Le fleuve Yukon dans le Grand Nord canadien regorge de saumons même en hiver
L’épopée migratoire du saumon quinnat (Oncorhynchus tshawytscha) qui revient frayer dans les rivières yukonnaises l’été retient souvent l’attention, pourtant, les eaux des cours d’eau du territoire regorgent de ce poisson à l’année longue, y compris l’hiver.
C’est d’ailleurs en hiver qu’il y a le plus grand nombre de ces saumons au Yukon, selon le biologiste de Whitehorse Oliver Barker. Ils sont toutefois cachés sous la glace et bien plus petits que les gros géants rouges qui attirent les curieux.

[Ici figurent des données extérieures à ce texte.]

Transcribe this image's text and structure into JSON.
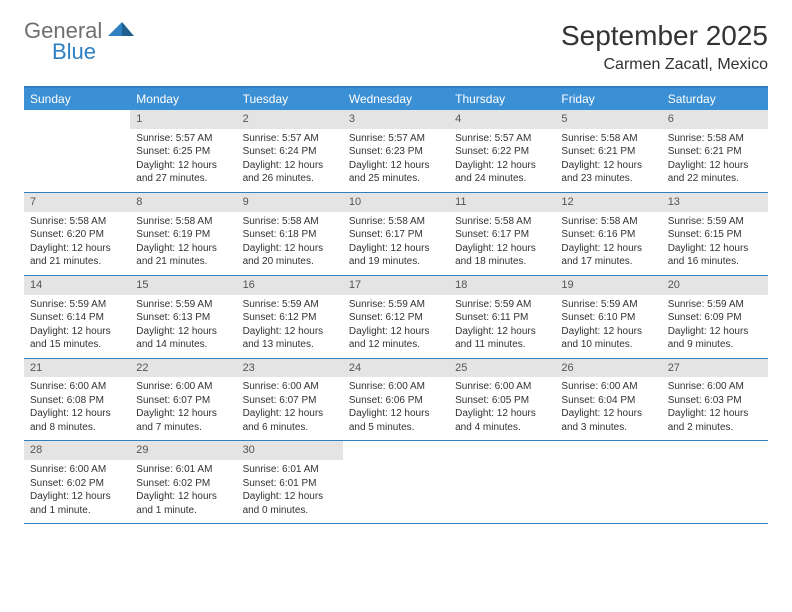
{
  "logo": {
    "line1": "General",
    "line2": "Blue"
  },
  "title": "September 2025",
  "location": "Carmen Zacatl, Mexico",
  "colors": {
    "accent": "#3b8fd4",
    "rule": "#2f80c3",
    "daybar": "#e4e4e4",
    "text": "#333333",
    "logo_gray": "#6f6f6f",
    "logo_blue": "#2f80c3",
    "background": "#ffffff"
  },
  "dow": [
    "Sunday",
    "Monday",
    "Tuesday",
    "Wednesday",
    "Thursday",
    "Friday",
    "Saturday"
  ],
  "weeks": [
    [
      {
        "n": "",
        "sr": "",
        "ss": "",
        "dl": ""
      },
      {
        "n": "1",
        "sr": "5:57 AM",
        "ss": "6:25 PM",
        "dl": "12 hours and 27 minutes."
      },
      {
        "n": "2",
        "sr": "5:57 AM",
        "ss": "6:24 PM",
        "dl": "12 hours and 26 minutes."
      },
      {
        "n": "3",
        "sr": "5:57 AM",
        "ss": "6:23 PM",
        "dl": "12 hours and 25 minutes."
      },
      {
        "n": "4",
        "sr": "5:57 AM",
        "ss": "6:22 PM",
        "dl": "12 hours and 24 minutes."
      },
      {
        "n": "5",
        "sr": "5:58 AM",
        "ss": "6:21 PM",
        "dl": "12 hours and 23 minutes."
      },
      {
        "n": "6",
        "sr": "5:58 AM",
        "ss": "6:21 PM",
        "dl": "12 hours and 22 minutes."
      }
    ],
    [
      {
        "n": "7",
        "sr": "5:58 AM",
        "ss": "6:20 PM",
        "dl": "12 hours and 21 minutes."
      },
      {
        "n": "8",
        "sr": "5:58 AM",
        "ss": "6:19 PM",
        "dl": "12 hours and 21 minutes."
      },
      {
        "n": "9",
        "sr": "5:58 AM",
        "ss": "6:18 PM",
        "dl": "12 hours and 20 minutes."
      },
      {
        "n": "10",
        "sr": "5:58 AM",
        "ss": "6:17 PM",
        "dl": "12 hours and 19 minutes."
      },
      {
        "n": "11",
        "sr": "5:58 AM",
        "ss": "6:17 PM",
        "dl": "12 hours and 18 minutes."
      },
      {
        "n": "12",
        "sr": "5:58 AM",
        "ss": "6:16 PM",
        "dl": "12 hours and 17 minutes."
      },
      {
        "n": "13",
        "sr": "5:59 AM",
        "ss": "6:15 PM",
        "dl": "12 hours and 16 minutes."
      }
    ],
    [
      {
        "n": "14",
        "sr": "5:59 AM",
        "ss": "6:14 PM",
        "dl": "12 hours and 15 minutes."
      },
      {
        "n": "15",
        "sr": "5:59 AM",
        "ss": "6:13 PM",
        "dl": "12 hours and 14 minutes."
      },
      {
        "n": "16",
        "sr": "5:59 AM",
        "ss": "6:12 PM",
        "dl": "12 hours and 13 minutes."
      },
      {
        "n": "17",
        "sr": "5:59 AM",
        "ss": "6:12 PM",
        "dl": "12 hours and 12 minutes."
      },
      {
        "n": "18",
        "sr": "5:59 AM",
        "ss": "6:11 PM",
        "dl": "12 hours and 11 minutes."
      },
      {
        "n": "19",
        "sr": "5:59 AM",
        "ss": "6:10 PM",
        "dl": "12 hours and 10 minutes."
      },
      {
        "n": "20",
        "sr": "5:59 AM",
        "ss": "6:09 PM",
        "dl": "12 hours and 9 minutes."
      }
    ],
    [
      {
        "n": "21",
        "sr": "6:00 AM",
        "ss": "6:08 PM",
        "dl": "12 hours and 8 minutes."
      },
      {
        "n": "22",
        "sr": "6:00 AM",
        "ss": "6:07 PM",
        "dl": "12 hours and 7 minutes."
      },
      {
        "n": "23",
        "sr": "6:00 AM",
        "ss": "6:07 PM",
        "dl": "12 hours and 6 minutes."
      },
      {
        "n": "24",
        "sr": "6:00 AM",
        "ss": "6:06 PM",
        "dl": "12 hours and 5 minutes."
      },
      {
        "n": "25",
        "sr": "6:00 AM",
        "ss": "6:05 PM",
        "dl": "12 hours and 4 minutes."
      },
      {
        "n": "26",
        "sr": "6:00 AM",
        "ss": "6:04 PM",
        "dl": "12 hours and 3 minutes."
      },
      {
        "n": "27",
        "sr": "6:00 AM",
        "ss": "6:03 PM",
        "dl": "12 hours and 2 minutes."
      }
    ],
    [
      {
        "n": "28",
        "sr": "6:00 AM",
        "ss": "6:02 PM",
        "dl": "12 hours and 1 minute."
      },
      {
        "n": "29",
        "sr": "6:01 AM",
        "ss": "6:02 PM",
        "dl": "12 hours and 1 minute."
      },
      {
        "n": "30",
        "sr": "6:01 AM",
        "ss": "6:01 PM",
        "dl": "12 hours and 0 minutes."
      },
      {
        "n": "",
        "sr": "",
        "ss": "",
        "dl": ""
      },
      {
        "n": "",
        "sr": "",
        "ss": "",
        "dl": ""
      },
      {
        "n": "",
        "sr": "",
        "ss": "",
        "dl": ""
      },
      {
        "n": "",
        "sr": "",
        "ss": "",
        "dl": ""
      }
    ]
  ],
  "labels": {
    "sunrise": "Sunrise:",
    "sunset": "Sunset:",
    "daylight": "Daylight:"
  }
}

« Je crois bien que leur habitat privilégié l’hiver est l’eau à l’état liquide », note le scientifique de Pêches et Océans Canada. « L’idée pour eux est de rester sur place et de survivre jusqu’au printemps. »
Un séjour de plus d’une année en eaux fraîches
Les saumons quinnat du fleuve Yukon passent environ un an et demi en eau fraîche avant d’entreprendre leur périple vers l’océan. C’est beaucoup plus longtemps que leurs homologues du sud. Alors que certains saumoneaux du sud partent pour la grande mer dès leur premier été, ceux du fleuve Yukon y passent deux hivers.
Les alevins qui émergent des oeufs au début de l’hiver se cachent sous le gravier en attendant l’été. Le nombre d’alevins qui naissent chaque année est incertain, mais un saumon femelle peut pondre de 5000 à 10 000 oeufs.
Quand l’été arrive enfin, ces alevins sortent de leur cachette. Ils mangent, évitent les prédateurs et grossissent. Ils voyagent parfois dans les cours d’eau du Yukon sur des centaines de kilomètres pour trouver des endroits propices à leur croissance.
Quand le dégel arrive après leur deuxième hiver, les survivants ont à peine une dizaine de centimètres, mais ils sont prêts pour leur périple de plus de 3000 kilomètres pour rejoindre la mer de Béring. Comme les adultes qui reviennent, c’est un peu la frénésie lors du voyage, mais les petits ont l’avantage de nager avec le courant et de manger en route.
La migration bat son plein à la mi-juin et les saumoneaux arrivent en mer de Béring vers la mi-juillet. Ils y passeront plusieurs années avant de revenir frayer.
Les opportunistes de l’évolution
Certains des saumons quinnat mâles passent toutefois toute leur vie en eau fraîche. Ce sont des opportunistes, explique Oliver Barker. Ils restent de la taille d’une main et ne peuvent donc pas attirer les femelles. Ils attendent donc qu’une d’entre elles soit charmée par un plus grand mâle et se faufilent sous elle quand elle pond ses oeufs pour les féconder en catimini.
Cette drôle de situation est une sorte de pari évolutionnaire. Les poissons qui ne font pas le grand voyage restent petits et ont moins de laitance, mais ils ont plus de chance de ne pas mourir avant de se reproduire, explique le biologiste.
Le début du cycle de vie des saumons quinnat du fleuve Fraser est toutefois difficile à étudier, selon Oliver Barker. « L’accès au cours d’eau est limité l’hiver, et il est également difficile de manipuler ces petits poissons à cette époque de l’année », dit-il. « Vous sortez un petit poisson de l’eau froide alors que l’air est glacial, c’est donc compliqué à faire sans que ceux-ci gèlent », ajoute-t-il.